TRIVANDRUM - After the capital city, Kerala’s commercial hub of Cochin is facing the garbage disposal crisis.



By T.k. Devasia

Published: Wed 20 Feb 2013, 12:16 AM

Last updated: Tue 7 Apr 2015, 3:32 PM

Wastes have started piling up in the overcrowded city since with local residents blocking vehicles carrying the waste to the Brahmapuram plant, coming under the Puthencruz village council, from Sunday.

On Monday, they prevented the vehicles carrying the city wastes to the plant by blocking the roads leading to the plant. The villagers resorted to the extreme step after the City Corporation ignored the stop memo issued by the village council on Saturday in the aftermath of a fire that broke out at the plastics heaped at the plant on Friday.

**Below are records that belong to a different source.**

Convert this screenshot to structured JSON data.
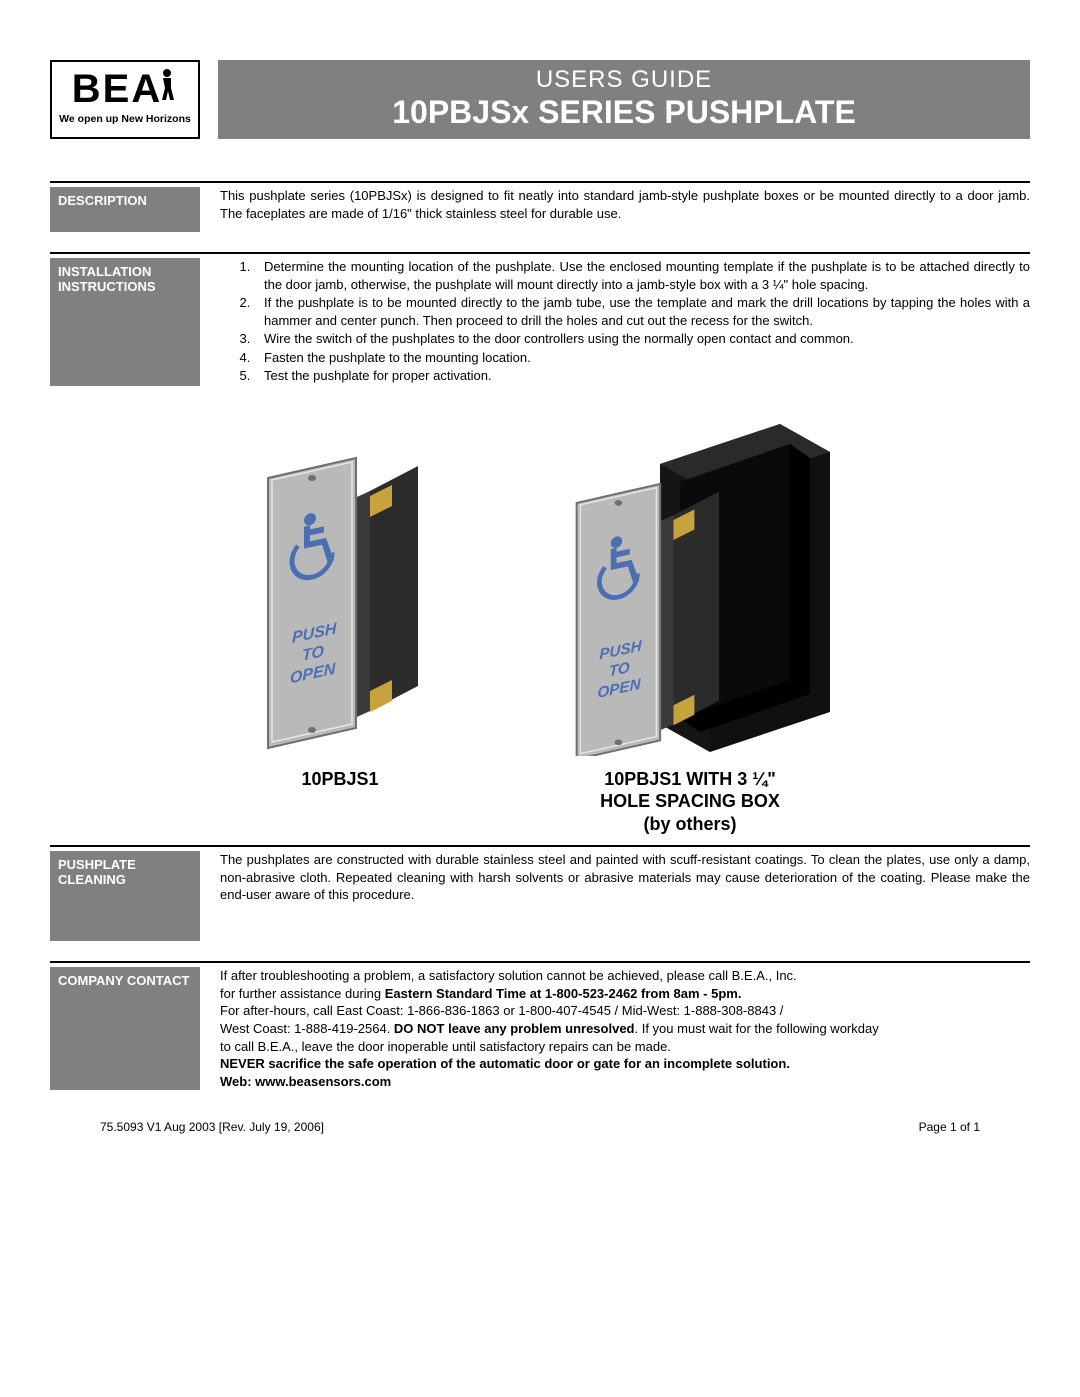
{
  "logo": {
    "brand": "BEA",
    "tagline": "We open up New Horizons"
  },
  "header": {
    "small": "USERS GUIDE",
    "big": "10PBJSx SERIES PUSHPLATE"
  },
  "colors": {
    "bar_bg": "#808080",
    "bar_fg": "#ffffff",
    "rule": "#000000",
    "text": "#000000",
    "plate_fill": "#b9b9b9",
    "plate_stroke": "#6e6e6e",
    "plate_highlight": "#e6e6e6",
    "button_fill": "#4a4a4a",
    "icon_blue": "#4a6fb3",
    "box_fill": "#1a1a1a",
    "box_shadow": "#000000",
    "tab_fill": "#c8a23c"
  },
  "sections": {
    "description": {
      "label": "DESCRIPTION",
      "text": "This pushplate series (10PBJSx) is designed to fit neatly into standard jamb-style pushplate boxes or be mounted directly to a door jamb.  The faceplates are made of 1/16\" thick stainless steel for durable use."
    },
    "installation": {
      "label": "INSTALLATION INSTRUCTIONS",
      "steps": [
        "Determine the mounting location of the pushplate.  Use the enclosed mounting template if the pushplate is to be attached directly to the door jamb, otherwise, the pushplate will mount directly into a jamb-style box with a 3 ¼\" hole spacing.",
        "If the pushplate is to be mounted directly to the jamb tube, use the template and mark the drill locations by tapping the holes with a hammer and center punch.  Then proceed to drill the holes and cut out the recess for the switch.",
        "Wire the switch of the pushplates to the door controllers using the normally open contact and common.",
        "Fasten the pushplate to the mounting location.",
        "Test the pushplate for proper activation."
      ]
    },
    "cleaning": {
      "label": "PUSHPLATE CLEANING",
      "text": "The pushplates are constructed with durable stainless steel and painted with scuff-resistant coatings.  To clean the plates, use only a damp, non-abrasive cloth.  Repeated cleaning with harsh solvents or abrasive materials may cause deterioration of the coating.  Please make the end-user aware of this procedure."
    },
    "contact": {
      "label": "COMPANY CONTACT",
      "l1": "If after troubleshooting a problem, a satisfactory solution cannot be achieved, please call B.E.A., Inc.",
      "l2a": "for further assistance during ",
      "l2b": "Eastern Standard Time at 1-800-523-2462 from 8am - 5pm.",
      "l3": "For after-hours, call East Coast: 1-866-836-1863 or 1-800-407-4545 / Mid-West: 1-888-308-8843 /",
      "l4a": "West Coast: 1-888-419-2564. ",
      "l4b": "DO NOT leave any problem unresolved",
      "l4c": ". If you must wait for the following workday",
      "l5": "to call B.E.A., leave the door inoperable until satisfactory repairs can be made.",
      "l6": "NEVER sacrifice the safe operation of the automatic door or gate for an incomplete solution.",
      "l7": "Web: www.beasensors.com"
    }
  },
  "figures": {
    "left_caption": "10PBJS1",
    "right_caption": "10PBJS1 WITH 3 ¼\"\nHOLE SPACING BOX\n(by others)",
    "plate_text_l1": "PUSH",
    "plate_text_l2": "TO",
    "plate_text_l3": "OPEN"
  },
  "footer": {
    "left": "75.5093 V1 Aug 2003 [Rev. July 19, 2006]",
    "right": "Page 1 of 1"
  }
}
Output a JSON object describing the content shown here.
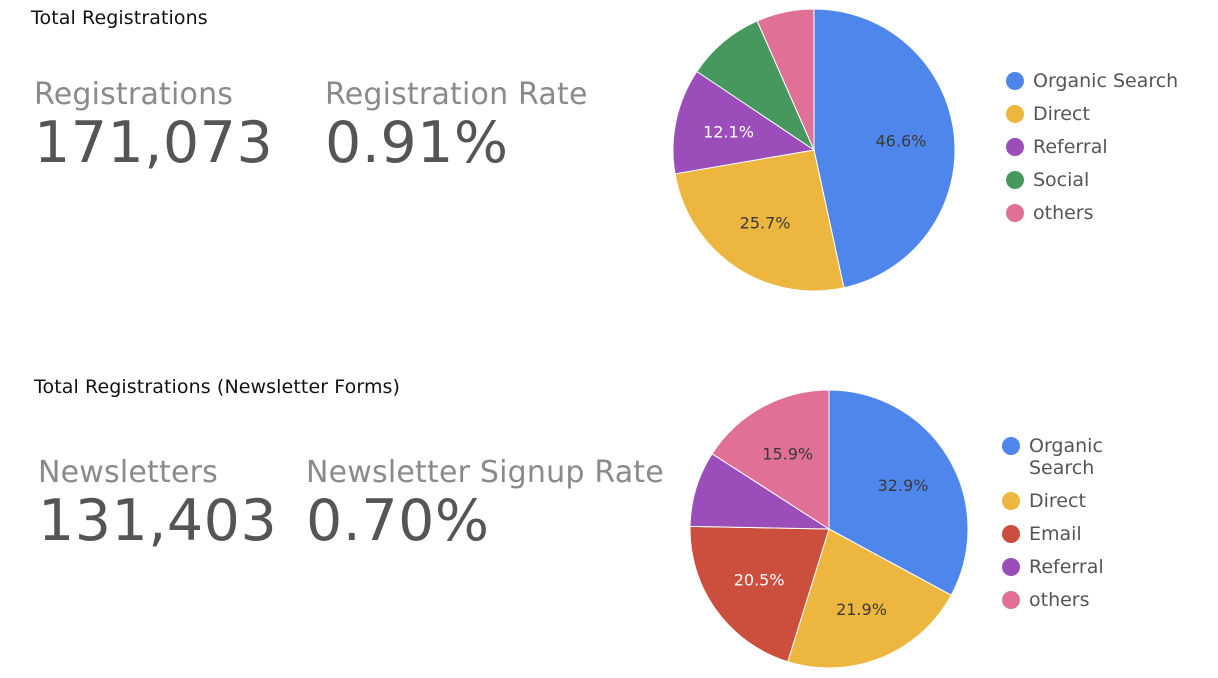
{
  "sections": [
    {
      "title": "Total Registrations",
      "kpis": [
        {
          "label": "Registrations",
          "value": "171,073"
        },
        {
          "label": "Registration Rate",
          "value": "0.91%"
        }
      ]
    },
    {
      "title": "Total Registrations (Newsletter Forms)",
      "kpis": [
        {
          "label": "Newsletters",
          "value": "131,403"
        },
        {
          "label": "Newsletter Signup Rate",
          "value": "0.70%"
        }
      ]
    }
  ],
  "chart_data": [
    {
      "type": "pie",
      "title": "",
      "legend_position": "right",
      "slices": [
        {
          "name": "Organic Search",
          "value": 46.6,
          "label": "46.6%",
          "color": "#4e86ec"
        },
        {
          "name": "Direct",
          "value": 25.7,
          "label": "25.7%",
          "color": "#ecb63f"
        },
        {
          "name": "Referral",
          "value": 12.1,
          "label": "12.1%",
          "color": "#9b4dba"
        },
        {
          "name": "Social",
          "value": 9.0,
          "label": "",
          "color": "#47985e"
        },
        {
          "name": "others",
          "value": 6.6,
          "label": "",
          "color": "#e07095"
        }
      ]
    },
    {
      "type": "pie",
      "title": "",
      "legend_position": "right",
      "slices": [
        {
          "name": "Organic Search",
          "value": 32.9,
          "label": "32.9%",
          "color": "#4e86ec"
        },
        {
          "name": "Direct",
          "value": 21.9,
          "label": "21.9%",
          "color": "#ecb63f"
        },
        {
          "name": "Email",
          "value": 20.5,
          "label": "20.5%",
          "color": "#cc4e3c"
        },
        {
          "name": "Referral",
          "value": 8.8,
          "label": "",
          "color": "#9b4dba"
        },
        {
          "name": "others",
          "value": 15.9,
          "label": "15.9%",
          "color": "#e07095"
        }
      ]
    }
  ]
}
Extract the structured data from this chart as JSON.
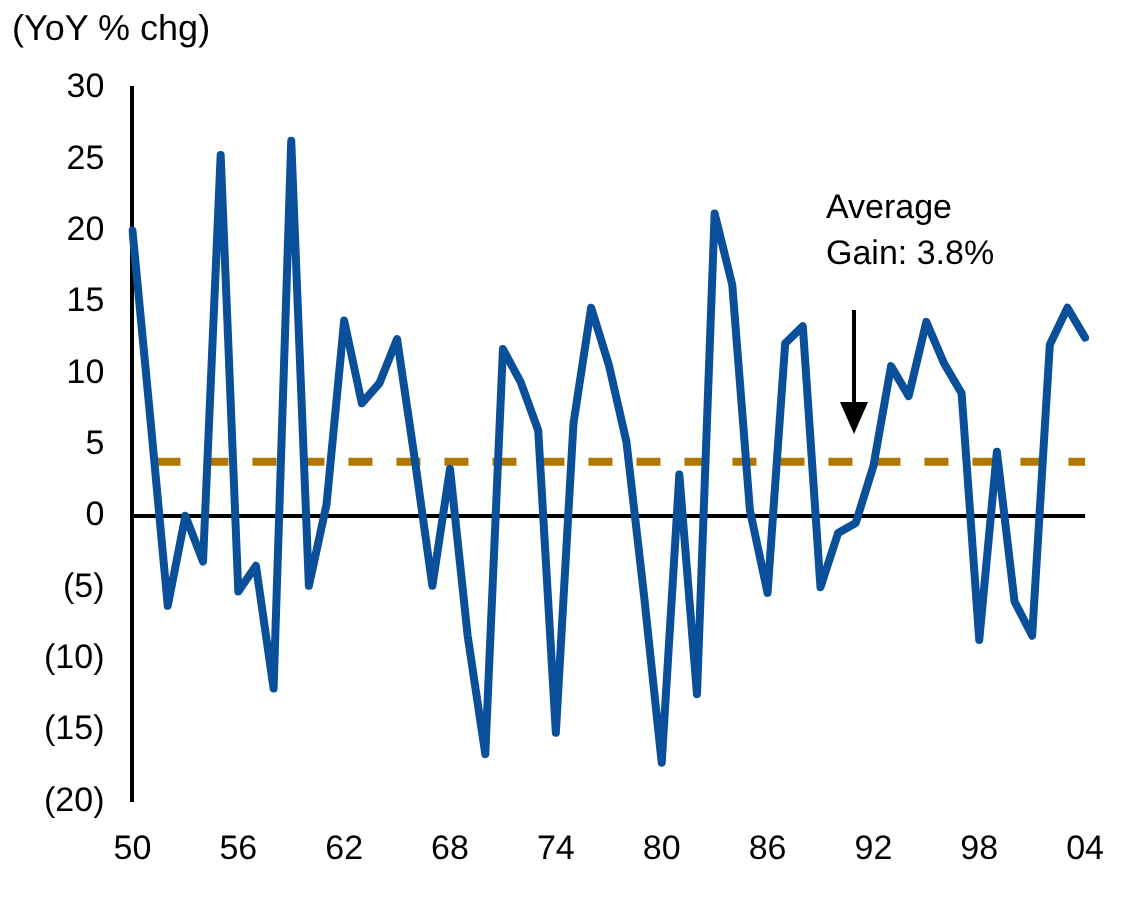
{
  "chart_data": {
    "type": "line",
    "ylabel": "(YoY % chg)",
    "categories": [
      "50",
      null,
      null,
      null,
      null,
      null,
      "56",
      null,
      null,
      null,
      null,
      null,
      "62",
      null,
      null,
      null,
      null,
      null,
      "68",
      null,
      null,
      null,
      null,
      null,
      "74",
      null,
      null,
      null,
      null,
      null,
      "80",
      null,
      null,
      null,
      null,
      null,
      "86",
      null,
      null,
      null,
      null,
      null,
      "92",
      null,
      null,
      null,
      null,
      null,
      "98",
      null,
      null,
      null,
      null,
      null,
      "04"
    ],
    "series": [
      {
        "color": "#0a4f9a",
        "values": [
          20,
          7,
          -6.3,
          0,
          -3.2,
          25.3,
          -5.3,
          -3.5,
          -12.1,
          26.3,
          -4.9,
          0.8,
          13.7,
          7.9,
          9.3,
          12.4,
          4,
          -4.9,
          3.3,
          -8.4,
          -16.7,
          11.7,
          9.4,
          6,
          -15.2,
          6.5,
          14.6,
          10.6,
          5.2,
          -5.6,
          -17.3,
          2.9,
          -12.5,
          21.2,
          16.2,
          0.4,
          -5.4,
          12.1,
          13.3,
          -5,
          -1.2,
          -0.5,
          3.5,
          10.5,
          8.4,
          13.6,
          10.7,
          8.6,
          -8.7,
          4.5,
          -6,
          -8.4,
          12,
          14.6,
          12.5
        ]
      }
    ],
    "ylim": [
      -20,
      30
    ],
    "yticks": [
      {
        "value": -20,
        "label": "(20)"
      },
      {
        "value": -15,
        "label": "(15)"
      },
      {
        "value": -10,
        "label": "(10)"
      },
      {
        "value": -5,
        "label": "(5)"
      },
      0,
      5,
      10,
      15,
      20,
      25,
      30
    ],
    "ref_lines": [
      {
        "axis": "y",
        "value": 0,
        "color": "#000000",
        "line_style": "solid"
      },
      {
        "axis": "y",
        "value": 3.8,
        "color": "#b07800",
        "line_style": "dashed"
      }
    ],
    "annotations": [
      "Average Gain: 3.8%"
    ],
    "grid": false,
    "legend": false,
    "marker": "none",
    "line_style": "solid"
  }
}
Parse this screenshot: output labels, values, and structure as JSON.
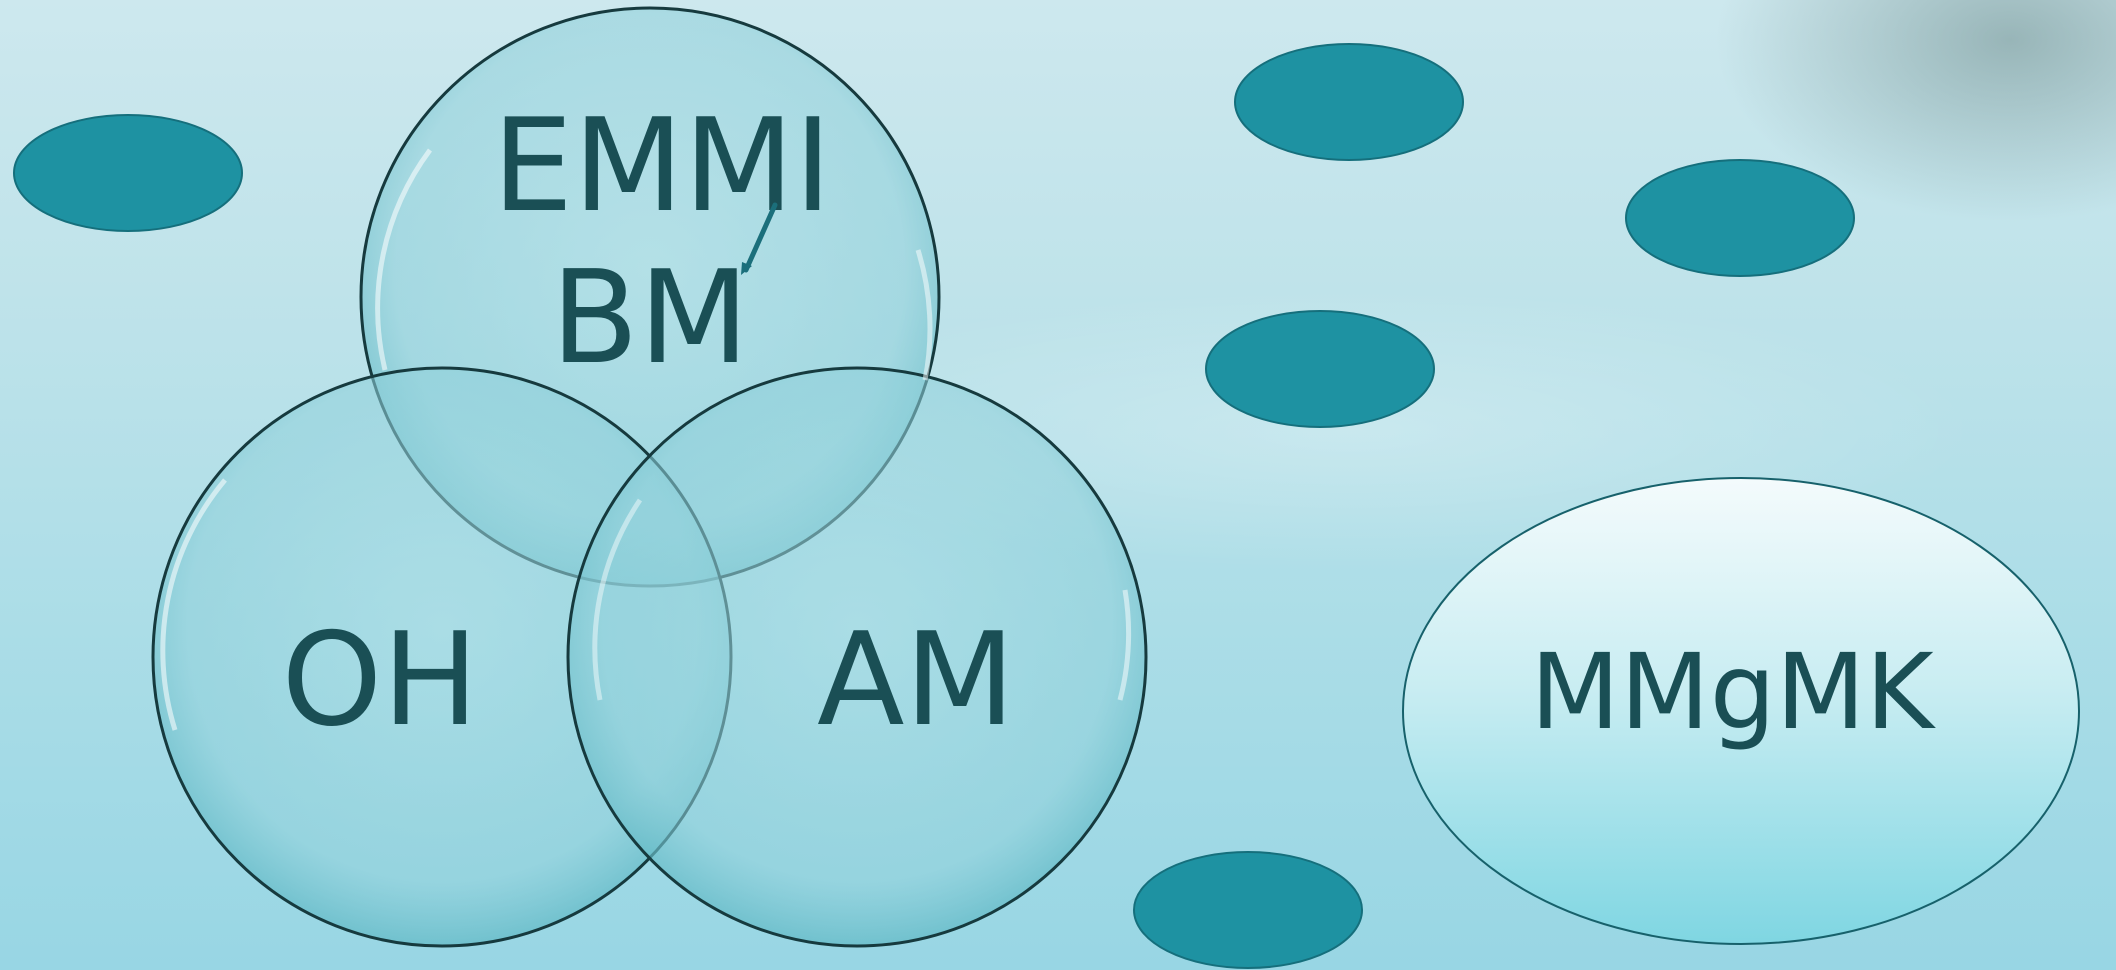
{
  "diagram": {
    "venn": {
      "top_label_line1": "EMMI",
      "top_label_line2": "BM",
      "left_label": "OH",
      "right_label": "AM"
    },
    "callout_label": "MMgMK"
  },
  "colors": {
    "background_top": "#cde8ee",
    "background_bottom": "#98d6e4",
    "circle_fill": "#8fd0da",
    "circle_stroke": "#163a3e",
    "text": "#1a4f55",
    "small_ellipse_fill": "#1e92a2",
    "small_ellipse_stroke": "#156f7c",
    "large_ellipse_top": "#f4fbfc",
    "large_ellipse_bottom": "#7fd6e2"
  }
}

Earlier, on Saturday an angry mob set a waste-carrying-vehicle on fire and damaged six others on the premises of the plant. They were agitated over fumes and noxious odour that engulfed the area due to the fire.

Though the authorities did not initiate any action against the people involved in the incident the villagers gathered around the plant on Sunday morning and said they will not allow the plant to function.

Local MLA V.P. Sajeendran said that the people may force the closure of the unit as the people at Vilappilsala in the capital city of Trivandrum did if the authorities did not solve the environmental problems faced by them.

“We have been allowing the city corporation to operate the plant considering the difficulties faced by them in disposing the city wastes but if they ignore the health hazards caused to the people we will have no option other than shutting down the unit,” he added.

The people at Vilappilsala led by the village council had shut down the plant treating the capital city wastes in December 2011 after authorities ignored their complaints. They have not allowed any waste to be brought to the plant since then despite force and numerous court orders.

This led to serious health problems, including spread of epidemics in the city. The situation in Cochin will be more serious since the city, which is sought to be elevated as a global city, lacks enough space for dumping the wastes.

The local protests are likely to affect the state government’s move to produce energy from nearly 500 tonnes of waste material being processed at the plant daily now. The Rs3.5 billion project was proposed with the twin purpose of generating electricity and reducing the contamination of air and water. It is not sure whether the village will allow the project in the light of the latest developments.